Slowly and steadily, our tangible assets are transforming into intangible assets. PIA, KESC, Railways, once earning units, are now running out on bail-out packages of government. These institutions have totally failed to generate revenue and hence, sapping their own foundations. Eventually, adding to the misery of worsening overall debt situation of the country.
Established in 1985, Pak Steel was a major metallurgical unit of Pakistan with most of its organs widely considered to be some of the best in the world. Unfortunately, the downfall of Pak Steel Mills began when the government’s endeavour to privatise PSM was confronted and ultimately checked by Apex court. Thereafter, the downhill journey hastened.
Inefficient management, power outages, overstaffing, political manoeuvring, underutilisation of resources compounded the problems and the economic health quickly deteriorated. The sharp increase in revenue was neither investigated, nor controlled by management, which ultimately exhausted PSM resources.
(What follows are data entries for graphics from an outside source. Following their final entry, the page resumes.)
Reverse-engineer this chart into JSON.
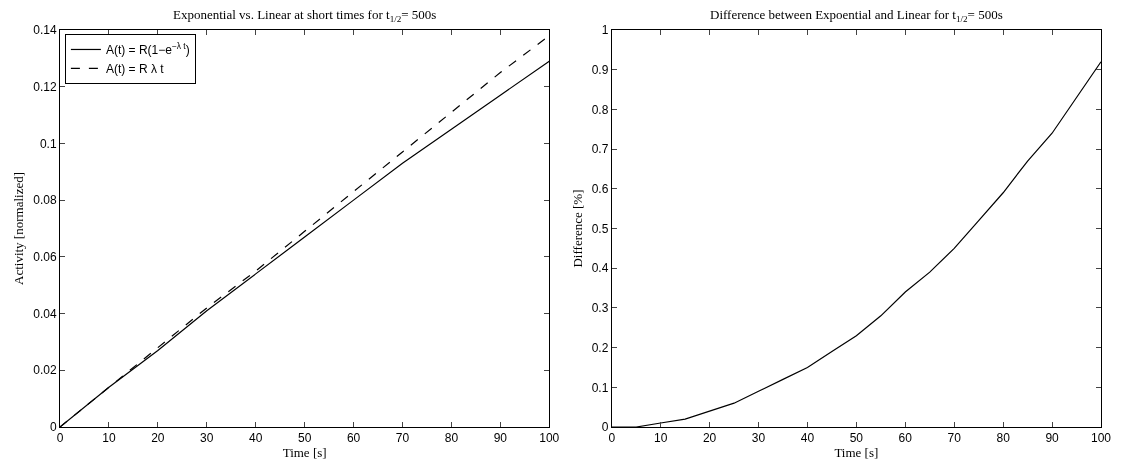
{
  "chart_data": [
    {
      "type": "line",
      "title": "Exponential vs. Linear at short times for t$_{1/2}$= 500s",
      "xlabel": "Time [s]",
      "ylabel": "Activity [normalized]",
      "x": [
        0,
        10,
        20,
        30,
        40,
        50,
        60,
        70,
        80,
        90,
        100
      ],
      "series": [
        {
          "name": "A(t) = R(1−e$^{−λ t}$)",
          "color": "#000000",
          "line_style": "solid",
          "values": [
            0,
            0.014,
            0.027,
            0.041,
            0.054,
            0.067,
            0.08,
            0.093,
            0.105,
            0.117,
            0.129
          ]
        },
        {
          "name": "A(t) = R λ t",
          "color": "#000000",
          "line_style": "dashed",
          "values": [
            0,
            0.014,
            0.028,
            0.042,
            0.055,
            0.069,
            0.083,
            0.097,
            0.111,
            0.125,
            0.138
          ]
        }
      ],
      "xlim": [
        0,
        100
      ],
      "ylim": [
        0,
        0.14
      ],
      "xticks": [
        0,
        10,
        20,
        30,
        40,
        50,
        60,
        70,
        80,
        90,
        100
      ],
      "yticks": [
        0,
        0.02,
        0.04,
        0.06,
        0.08,
        0.1,
        0.12,
        0.14
      ],
      "legend": "top left"
    },
    {
      "type": "line",
      "title": "Difference between Expoential and Linear for t$_{1/2}$= 500s",
      "xlabel": "Time [s]",
      "ylabel": "Difference [%]",
      "x": [
        0,
        5,
        10,
        15,
        20,
        25,
        30,
        35,
        40,
        45,
        50,
        55,
        60,
        65,
        70,
        75,
        80,
        85,
        90,
        95,
        100
      ],
      "series": [
        {
          "color": "#000000",
          "line_style": "solid",
          "values": [
            0,
            0.0,
            0.01,
            0.02,
            0.04,
            0.06,
            0.09,
            0.12,
            0.15,
            0.19,
            0.23,
            0.28,
            0.34,
            0.39,
            0.45,
            0.52,
            0.59,
            0.67,
            0.74,
            0.83,
            0.92
          ]
        }
      ],
      "xlim": [
        0,
        100
      ],
      "ylim": [
        0,
        1
      ],
      "xticks": [
        0,
        10,
        20,
        30,
        40,
        50,
        60,
        70,
        80,
        90,
        100
      ],
      "yticks": [
        0,
        0.1,
        0.2,
        0.3,
        0.4,
        0.5,
        0.6,
        0.7,
        0.8,
        0.9,
        1
      ],
      "legend": false
    }
  ]
}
As reported in the press, the havoc done with the coal batteries to extend their running time from 28 hours to 40 hours to avoid closure ended up in repair expenditure of Rs. 2.5 billion. Furthermore, the liabilities of organisation continued to inflate extraordinarily. The swelled up figure of liabilities of Rs 110 billion, can fairly be interoperated as another bid to sale out PSM, by declaring it a white elephant.
Irony of fate is that our large organisations are falling out one after the other leaving economy in lurch and paving way of complete economic disaster.
Now the plummeting economic condition of PSM has forced the management to ask the federal government for a bailout package of Rs 12 billion. Today is the era of competition and survival of fittest is possible, what to speak of poor crawling industrial units? The plethora of menaces these large organisations are facing today cannot be overcome just by financial bail-outs.